Letter to The Times of Malta - Insight into the property market

Letter to The Times of Malta, from Francis Raeymaekers, Mellieħa.
Date of publication: March 28, 2012

I refer to the editorial Mixed Messages From The Property Industry (March 21) and as a director of one of Malta’s few property search companies would like to make some observations.

The Maltese construction sector is in the doldrums for two significant reasons: lack of funds and greed. Greed as typified by substandard construction where corners are systematically cut in the quest for ever greater “paper” profits. Some glitzy developments built with no or little ventilation, window fixtures installed with foam guns, and so on and so forth. Greed, as typified by overdeveloping developments, constantly adding to the current stock by clever manipulation and re-application of planning permissions. All impact the resaleability of the developments, creating substantial overhang and despair for owners who made the error of buying in the first place. The word gets out and funding dries up. The banks know first, as it is usually their clients who are caught in negative equity situations. After the banks, the public soon gets hold of the facts. Malta is small enough to always know a friend who has a friend who… The buyers become aware.

With regard to oversupply, this is both correct and false at the same time. There is a vast oversupply of small utilitarian apartments that few would ever want.

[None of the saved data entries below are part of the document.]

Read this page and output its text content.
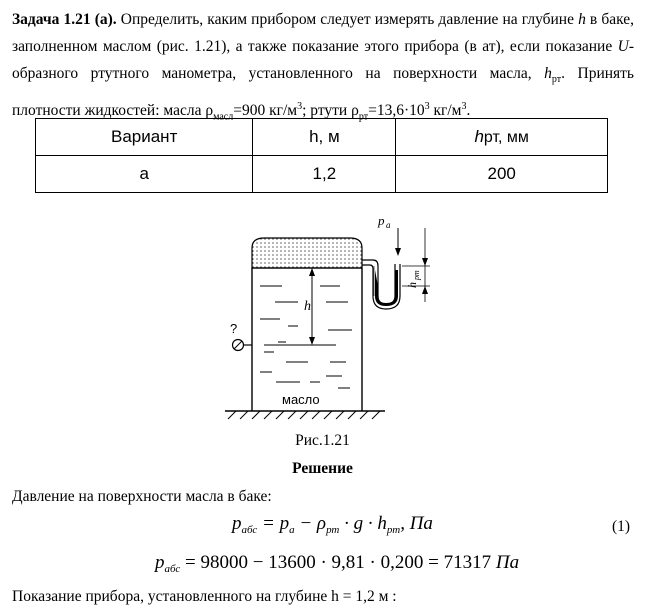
Задача 1.21 (а). Определить, каким прибором следует измерять давление на глубине h в баке, заполненном маслом (рис. 1.21), а также показание этого прибора (в ат), если показание U-образного ртутного манометра, установленного на поверхности масла, $h_{рт}$. Принять плотности жидкостей: масла $\rho_{масл}=900$ $кг/м^3$; ртути $\rho_{рт}=13,6\cdot 10^3$ $кг/м^3$.
Вариант	h, м	hрт, мм
а	1,2	200
h
?
p a
h
рт
масло
Рис.1.21
Решение
Давление на поверхности масла в баке:
$p_{абс} = p_a - \rho_{рт} \cdot g \cdot h_{рт}$, Па	(1)
$p_{абс} = 98000 - 13600 \cdot 9,81 \cdot 0,200 = 71317$ Па
Показание прибора, установленного на глубине h = 1,2 м :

Granting planning permissions without consideration to parking issues is not an accident waiting to happen, it has already happened.

Malta is blessed with a population who are all property experts, from the President down to the baker’s apprentice. How one would attempt to regulate this is difficult to say. Perhaps insisting, as the Knights of old used to, on a start and completion date for each application or introducing a “windowless” tax on incomplete projects might mitigate the number of partially built concrete and stone carbuncles that litter the island. Perhaps another idea might be to impose solar water and power installation on any new build or redevelopment. While this might add to the individual cost, so restricting numbers beneficially, it would also be of great value to this energy-dependent island and its economy as a whole.

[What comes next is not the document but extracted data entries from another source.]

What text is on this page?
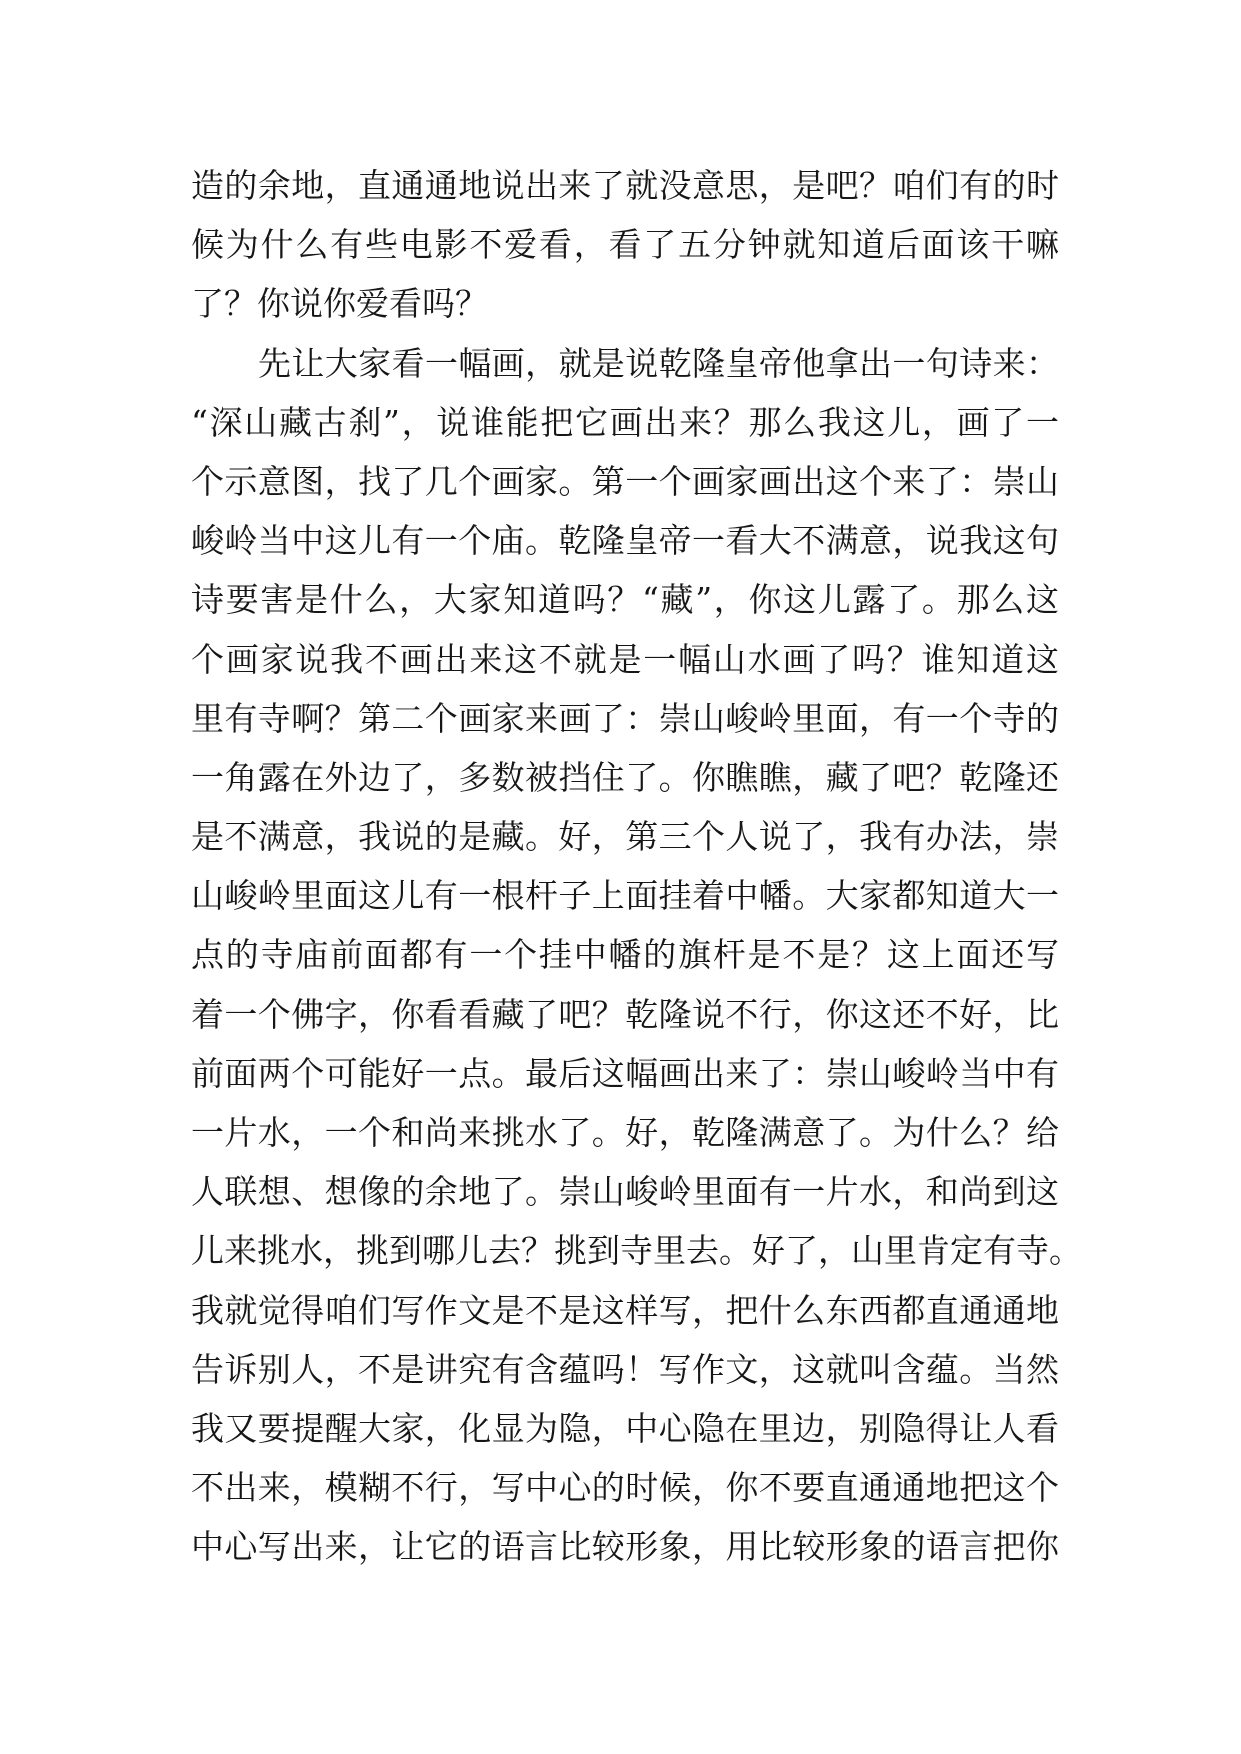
造的余地，直通通地说出来了就没意思，是吧？咱们有的时
候为什么有些电影不爱看，看了五分钟就知道后面该干嘛
了？你说你爱看吗？
先让大家看一幅画，就是说乾隆皇帝他拿出一句诗来：
“深山藏古刹”，说谁能把它画出来？那么我这儿，画了一
个示意图，找了几个画家。第一个画家画出这个来了：崇山
峻岭当中这儿有一个庙。乾隆皇帝一看大不满意，说我这句
诗要害是什么，大家知道吗？“藏”，你这儿露了。那么这
个画家说我不画出来这不就是一幅山水画了吗？谁知道这
里有寺啊？第二个画家来画了：崇山峻岭里面，有一个寺的
一角露在外边了，多数被挡住了。你瞧瞧，藏了吧？乾隆还
是不满意，我说的是藏。好，第三个人说了，我有办法，崇
山峻岭里面这儿有一根杆子上面挂着中幡。大家都知道大一
点的寺庙前面都有一个挂中幡的旗杆是不是？这上面还写
着一个佛字，你看看藏了吧？乾隆说不行，你这还不好，比
前面两个可能好一点。最后这幅画出来了：崇山峻岭当中有
一片水，一个和尚来挑水了。好，乾隆满意了。为什么？给
人联想、想像的余地了。崇山峻岭里面有一片水，和尚到这
儿来挑水，挑到哪儿去？挑到寺里去。好了，山里肯定有寺。
我就觉得咱们写作文是不是这样写，把什么东西都直通通地
告诉别人，不是讲究有含蕴吗！写作文，这就叫含蕴。当然
我又要提醒大家，化显为隐，中心隐在里边，别隐得让人看
不出来，模糊不行，写中心的时候，你不要直通通地把这个
中心写出来，让它的语言比较形象，用比较形象的语言把你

Strangely the oversupply of utilitarian property is matched by a shortage of saleable property that is well built and in good, desirable locations. We often tell our overseas clients that there are less than 500 properties worth buying on the whole island, in all categories, from palazzos to studios. Of course, worth means different things to all. It can mean a roof over a head after a hard day’s work, a place to bring up a family, somewhere to retire to, a holiday home or even an investment. The last three are usually relevant to overseas clients.
Overseas clients are often told there are less than 500 properties worth buying on the whole island

The issue of valuation is another difficulty. The current statistics based on advertised prices are worthless. It should not be beyond Maltese sophistication to produce figures from actual transactions based on figures that the government already has in its possession. How else do they collect stamp duty? The seas around Malta have become much cleaner and clearer in the last 10 years but government administration and state bureaucracy remain stubbornly opaque. This may have worked well in the past but is no way to run a modern 21st century EU state.
Another area of growing indignation, especially among non Maltese EU citizens, is the discrimination in the pricing of utilities. The elite legal opinion is that there is no discrimination. I wonder if Maltese EU citizens, renting an apartment in London, Berlin, Brussels, Paris or Rome, were told they had to pay 30 per cent more for their utilities than other local users, would accept it as being non-discriminatory? Even if a non-Maltese EU citizen buys a property in Malta, they have to apply to the director for citizenship and of expatriot affairs for a “registration certificate”, which is not needed if looking for a job. If this neatly ties up loose ends within the opaque Maltese legal community, it completely ignores the perception of discrimination, which is growing daily within the “expat” community in Malta. This community is very important to the Maltese property market and is ignored at Malta’s future economic peril.

Finally, with regard to Maltese estate agents, they are what they are and just doing their job. If the headwaiter in a restaurant greets clients saying “The food is terrible here, what would you like to eat?” the restaurant will not survive for long. The property market is not different. In a way, a property search company is like a restaurant guide. It tells it as it’s tasted it and can pull a few recommendations from a lengthy and often “flowery” list of dishes and wines.

Conservative Malta tends to be comfortable in opacity much as the Italian economy was once described, as a goldfish in a pot of cold water on a hot stove.